Ushul dan Furu’ dan Al Wala' Wal Bara’ Kepada Ahli Bid'ah

Ushul dan Furu' 

Di dalam masalah fiqh, terdapat ushul (pokok) dan furu’ (cabang). Demikian pula di dalam masalah aqidah, terdapat ushul dan furu’.

Walaupun tidak ada di zaman nabi (masuk perkara baru), pembagian seperti ini diperbolehkan. Karena pada hakikatnya tidak bertentangan dengan dalil-dalil syari’at. Pembagian ini berfungsi untuk memudahkan memeta atau mengklasifikasikan permasalahan-permasalahan agama. Ini merupakan pendapat jumhur ulama’ (mayoritas ulama’) dari masa ke masa sampai zaman kita sekarang ini.

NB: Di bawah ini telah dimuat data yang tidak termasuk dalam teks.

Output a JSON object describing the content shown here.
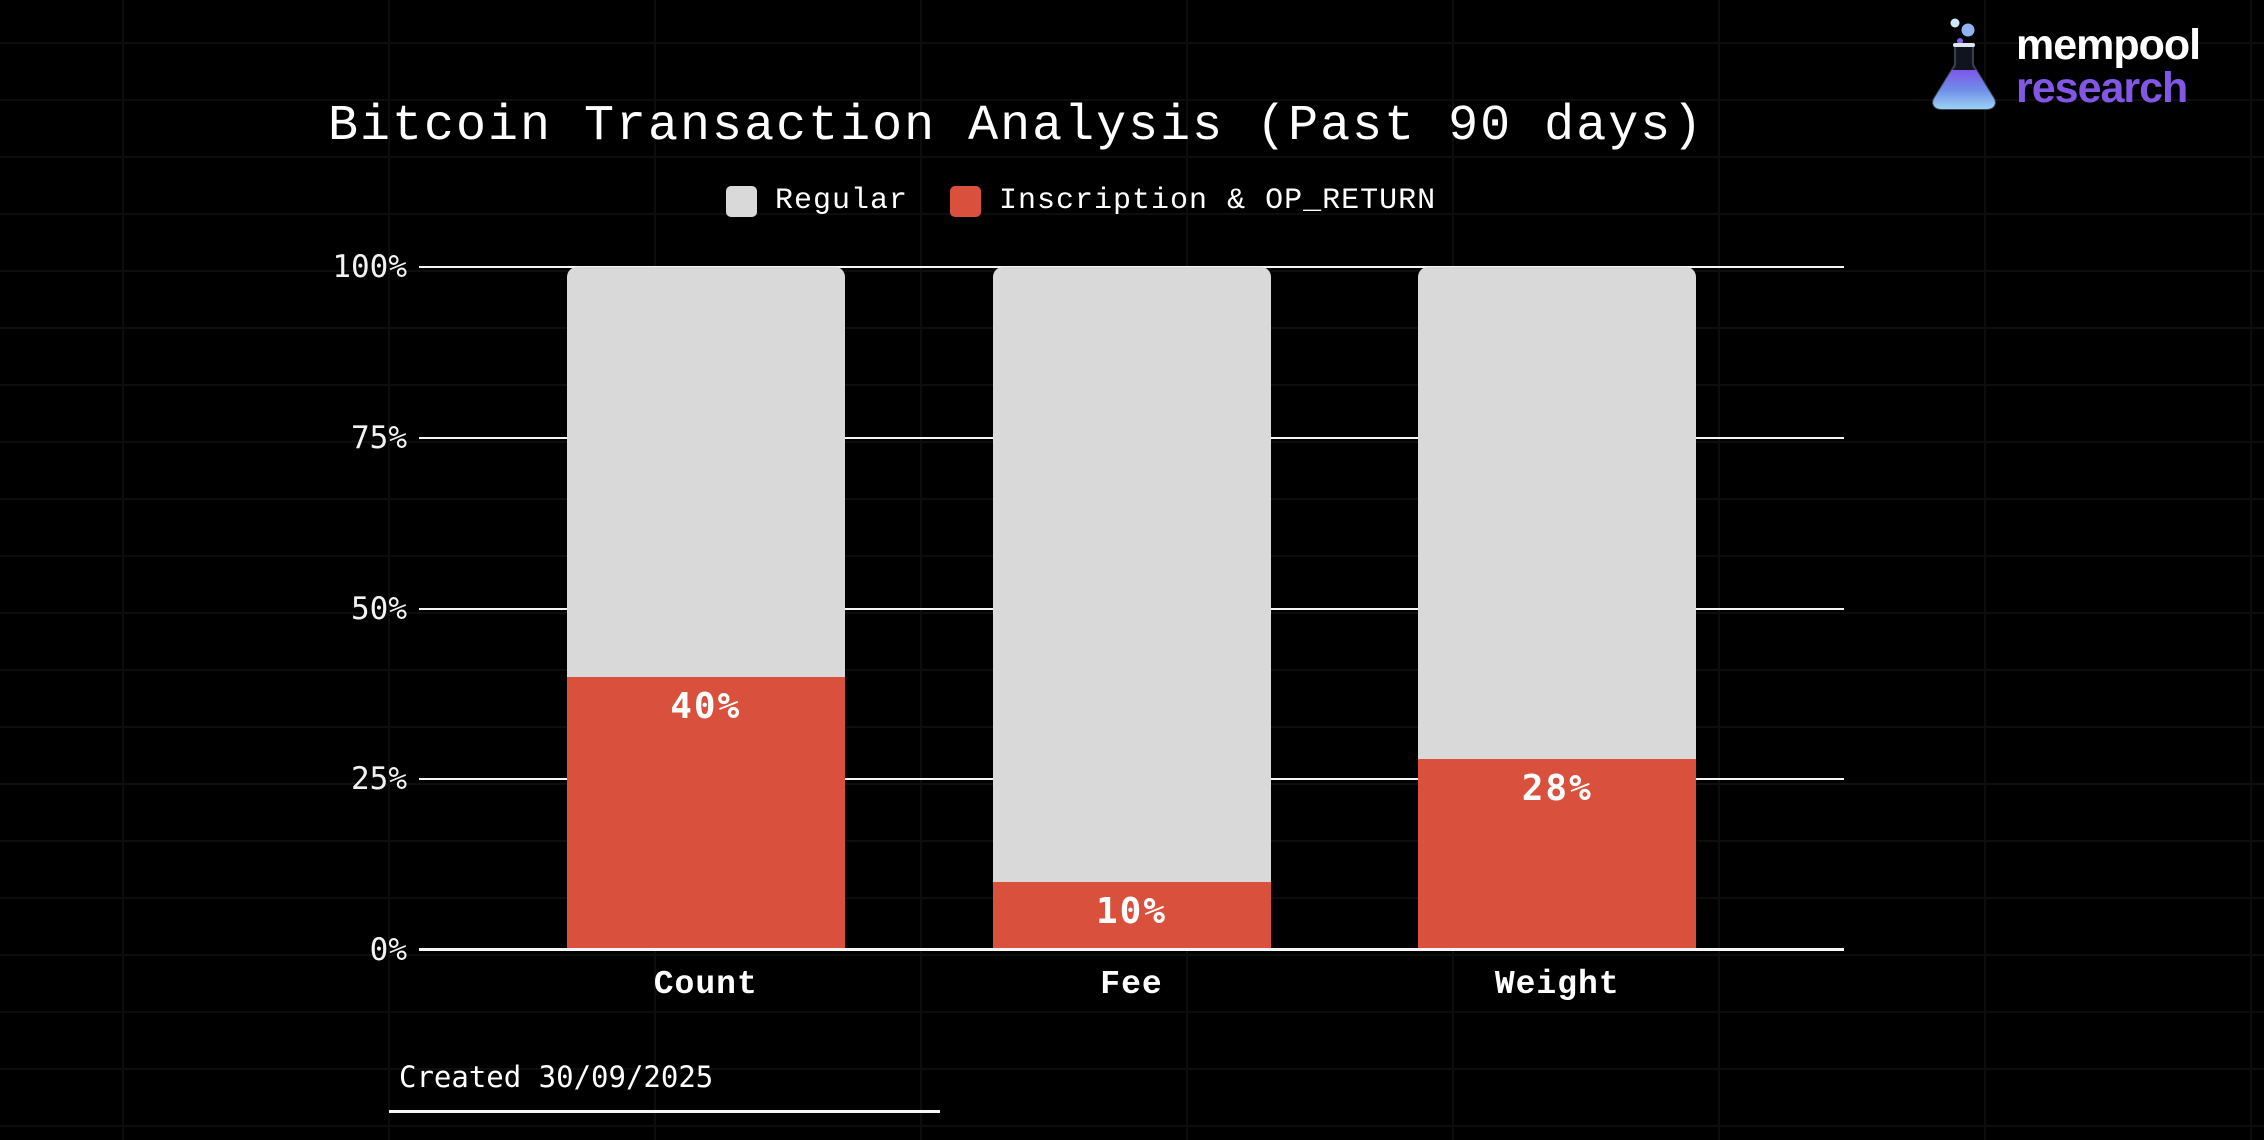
{
  "header": {
    "title": "Bitcoin Transaction Analysis (Past 90 days)"
  },
  "logo": {
    "line1": "mempool",
    "line2": "research",
    "accent_color": "#8257e5",
    "icon": "flask-icon"
  },
  "legend": [
    {
      "label": "Regular",
      "color": "#d9d9d9"
    },
    {
      "label": "Inscription & OP_RETURN",
      "color": "#d9503c"
    }
  ],
  "chart_data": {
    "type": "bar",
    "stacked": true,
    "title": "Bitcoin Transaction Analysis (Past 90 days)",
    "categories": [
      "Count",
      "Fee",
      "Weight"
    ],
    "series": [
      {
        "name": "Regular",
        "color": "#d9d9d9",
        "values": [
          60,
          90,
          72
        ]
      },
      {
        "name": "Inscription & OP_RETURN",
        "color": "#d9503c",
        "values": [
          40,
          10,
          28
        ]
      }
    ],
    "bar_labels": [
      "40%",
      "10%",
      "28%"
    ],
    "xlabel": "",
    "ylabel": "",
    "ylim": [
      0,
      100
    ],
    "yticks": [
      "100%",
      "75%",
      "50%",
      "25%",
      "0%"
    ],
    "ytick_values": [
      100,
      75,
      50,
      25,
      0
    ],
    "grid": true,
    "gridline_color": "#f5f5f5",
    "legend_position": "top",
    "value_label_color": "#ffffff"
  },
  "footer": {
    "created": "Created 30/09/2025"
  },
  "colors": {
    "background": "#000000",
    "text": "#ffffff",
    "bar_regular": "#d9d9d9",
    "bar_inscription": "#d9503c",
    "logo_accent": "#8257e5"
  }
}
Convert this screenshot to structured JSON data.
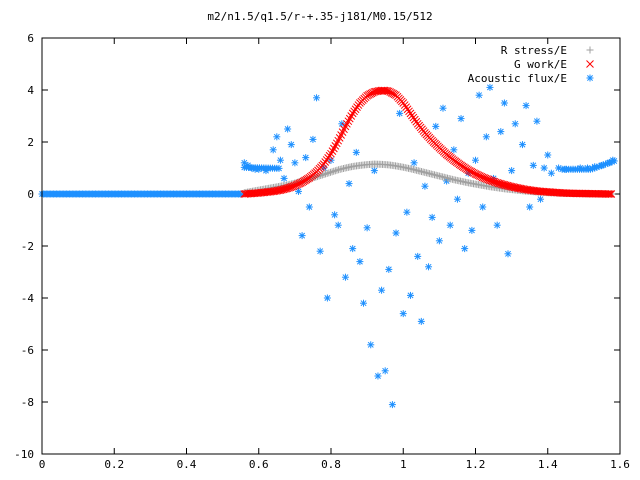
{
  "chart_data": {
    "type": "scatter",
    "title": "m2/n1.5/q1.5/r-+.35-j181/M0.15/512",
    "xlabel": "",
    "ylabel": "",
    "xlim": [
      0,
      1.6
    ],
    "ylim": [
      -10,
      6
    ],
    "x_ticks": [
      "0",
      "0.2",
      "0.4",
      "0.6",
      "0.8",
      "1",
      "1.2",
      "1.4",
      "1.6"
    ],
    "y_ticks": [
      "6",
      "4",
      "2",
      "0",
      "-2",
      "-4",
      "-6",
      "-8",
      "-10"
    ],
    "grid": false,
    "legend_position": "top-right",
    "series": [
      {
        "name": "R stress/E",
        "marker": "+",
        "color": "#a0a0a0",
        "x": [
          0.56,
          0.58,
          0.6,
          0.62,
          0.64,
          0.66,
          0.68,
          0.7,
          0.72,
          0.74,
          0.76,
          0.78,
          0.8,
          0.82,
          0.84,
          0.86,
          0.88,
          0.9,
          0.92,
          0.94,
          0.96,
          0.98,
          1.0,
          1.02,
          1.04,
          1.06,
          1.08,
          1.1,
          1.12,
          1.14,
          1.16,
          1.18,
          1.2,
          1.22,
          1.24,
          1.26,
          1.28,
          1.3,
          1.32,
          1.34,
          1.36,
          1.38,
          1.4,
          1.42,
          1.44,
          1.46,
          1.48,
          1.5,
          1.52,
          1.54,
          1.56,
          1.58
        ],
        "y": [
          0.05,
          0.1,
          0.15,
          0.2,
          0.25,
          0.3,
          0.35,
          0.42,
          0.5,
          0.58,
          0.66,
          0.75,
          0.84,
          0.93,
          1.0,
          1.06,
          1.1,
          1.13,
          1.15,
          1.14,
          1.12,
          1.08,
          1.03,
          0.97,
          0.9,
          0.83,
          0.76,
          0.69,
          0.62,
          0.55,
          0.49,
          0.43,
          0.38,
          0.33,
          0.28,
          0.24,
          0.2,
          0.17,
          0.14,
          0.11,
          0.09,
          0.07,
          0.05,
          0.04,
          0.03,
          0.02,
          0.02,
          0.01,
          0.01,
          0.01,
          0.0,
          0.0
        ]
      },
      {
        "name": "G work/E",
        "marker": "x",
        "color": "#ff0000",
        "x": [
          0.56,
          0.58,
          0.6,
          0.62,
          0.64,
          0.66,
          0.68,
          0.7,
          0.72,
          0.74,
          0.76,
          0.78,
          0.8,
          0.82,
          0.84,
          0.86,
          0.88,
          0.9,
          0.92,
          0.94,
          0.95,
          0.96,
          0.98,
          1.0,
          1.02,
          1.04,
          1.06,
          1.08,
          1.1,
          1.12,
          1.14,
          1.16,
          1.18,
          1.2,
          1.22,
          1.24,
          1.26,
          1.28,
          1.3,
          1.32,
          1.34,
          1.36,
          1.38,
          1.4,
          1.42,
          1.44,
          1.46,
          1.48,
          1.5,
          1.52,
          1.54,
          1.56,
          1.58
        ],
        "y": [
          0.0,
          0.02,
          0.04,
          0.07,
          0.1,
          0.15,
          0.22,
          0.32,
          0.45,
          0.62,
          0.85,
          1.15,
          1.55,
          2.05,
          2.6,
          3.1,
          3.5,
          3.78,
          3.93,
          3.98,
          3.98,
          3.95,
          3.8,
          3.5,
          3.1,
          2.7,
          2.35,
          2.05,
          1.78,
          1.52,
          1.3,
          1.1,
          0.92,
          0.77,
          0.64,
          0.53,
          0.43,
          0.35,
          0.28,
          0.22,
          0.17,
          0.13,
          0.1,
          0.08,
          0.06,
          0.04,
          0.03,
          0.02,
          0.02,
          0.01,
          0.01,
          0.0,
          0.0
        ]
      },
      {
        "name": "Acoustic flux/E",
        "marker": "*",
        "color": "#1e90ff",
        "x": [
          0.0,
          0.03,
          0.06,
          0.09,
          0.12,
          0.15,
          0.18,
          0.21,
          0.24,
          0.27,
          0.3,
          0.33,
          0.36,
          0.39,
          0.42,
          0.45,
          0.48,
          0.51,
          0.54,
          0.56,
          0.57,
          0.58,
          0.59,
          0.6,
          0.62,
          0.64,
          0.65,
          0.66,
          0.67,
          0.68,
          0.69,
          0.7,
          0.71,
          0.72,
          0.73,
          0.74,
          0.75,
          0.76,
          0.77,
          0.78,
          0.79,
          0.8,
          0.81,
          0.82,
          0.83,
          0.84,
          0.85,
          0.86,
          0.87,
          0.88,
          0.89,
          0.9,
          0.91,
          0.92,
          0.93,
          0.94,
          0.95,
          0.96,
          0.97,
          0.98,
          0.99,
          1.0,
          1.01,
          1.02,
          1.03,
          1.04,
          1.05,
          1.06,
          1.07,
          1.08,
          1.09,
          1.1,
          1.11,
          1.12,
          1.13,
          1.14,
          1.15,
          1.16,
          1.17,
          1.18,
          1.19,
          1.2,
          1.21,
          1.22,
          1.23,
          1.24,
          1.25,
          1.26,
          1.27,
          1.28,
          1.29,
          1.3,
          1.31,
          1.32,
          1.33,
          1.34,
          1.35,
          1.36,
          1.37,
          1.38,
          1.39,
          1.4,
          1.41,
          1.43,
          1.45,
          1.47,
          1.49,
          1.51,
          1.53,
          1.55,
          1.57,
          1.58
        ],
        "y": [
          0.0,
          0.0,
          0.0,
          0.0,
          0.0,
          0.0,
          0.0,
          0.0,
          0.0,
          0.0,
          0.0,
          0.0,
          0.0,
          0.0,
          0.0,
          0.0,
          0.0,
          0.0,
          0.0,
          1.2,
          1.1,
          1.0,
          0.95,
          0.95,
          0.9,
          1.7,
          2.2,
          1.3,
          0.6,
          2.5,
          1.9,
          1.2,
          0.1,
          -1.6,
          1.4,
          -0.5,
          2.1,
          3.7,
          -2.2,
          1.0,
          -4.0,
          1.3,
          -0.8,
          -1.2,
          2.7,
          -3.2,
          0.4,
          -2.1,
          1.6,
          -2.6,
          -4.2,
          -1.3,
          -5.8,
          0.9,
          -7.0,
          -3.7,
          -6.8,
          -2.9,
          -8.1,
          -1.5,
          3.1,
          -4.6,
          -0.7,
          -3.9,
          1.2,
          -2.4,
          -4.9,
          0.3,
          -2.8,
          -0.9,
          2.6,
          -1.8,
          3.3,
          0.5,
          -1.2,
          1.7,
          -0.2,
          2.9,
          -2.1,
          0.8,
          -1.4,
          1.3,
          3.8,
          -0.5,
          2.2,
          4.1,
          0.6,
          -1.2,
          2.4,
          3.5,
          -2.3,
          0.9,
          2.7,
          0.2,
          1.9,
          3.4,
          -0.5,
          1.1,
          2.8,
          -0.2,
          1.0,
          1.5,
          0.8,
          1.0,
          0.95,
          0.95,
          1.0,
          1.0,
          1.05,
          1.1,
          1.2,
          1.3
        ]
      }
    ]
  }
}
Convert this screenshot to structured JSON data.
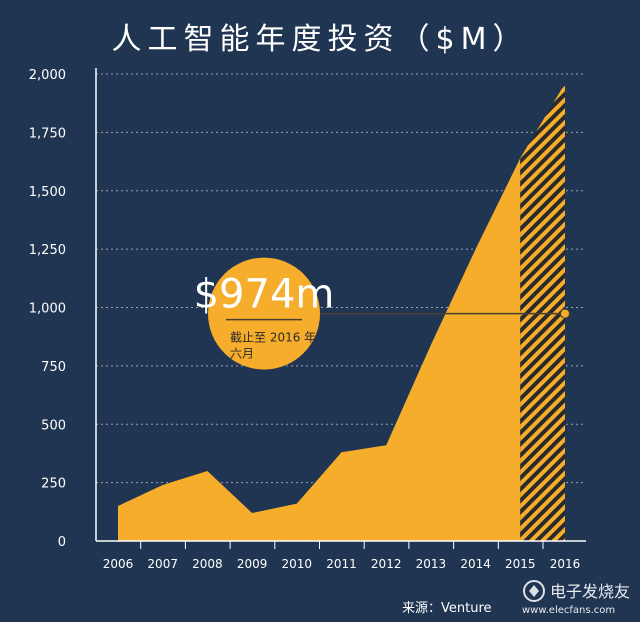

Dalam masalah fiqh, contohnya shalat fardhu yang lima. Hukum wajibnya shalat lima waktu, termasuk perkara ushul. Karena termasuk rukun Islam kedua setelah syahadat. Namun, masalah qunut Shubuh, dikeraskan tidaknya bacaan “basmalah” dalam shalat jarhiyyah, boleh tidaknya melafadzkan niat, lutut atau kaki dulu yang menyentuh lantai ketika turun sujud, duduk rekaat terakhir tawwaruk atau ifirasy, dan yang lainnya, termasuk perkara furu’. Oleh karena itu, para ulama’ berbeda pendapat dalam masalah-masalah ini.

Dalam masalah aqidah, contohnya adalah keimanan kepada Allah. Iman kepada Allah termasuk masalah ushul. Karena termasuk rukun iman yang pertama. Namun masalah berapa jumlah asmaul husna (nama-nama Allah yang baik), maka termasuk perkara furu’. Oleh karena itu para ulama’ berbeda pendapat. Ada yang menyatakan terbatas 99 nama, dan ada yang menyatakan tidak terbatas. Beriman kepada adanya adzab qubur, termasuk masalah ushul agama. Akan tetapi masalah apakah yang diadzab ruh dan jasad, atau ruh saja, maka ini termasuk masalah furu’. Oleh karena itu, para ulama’ berbeda pendapat dalam masalah ini.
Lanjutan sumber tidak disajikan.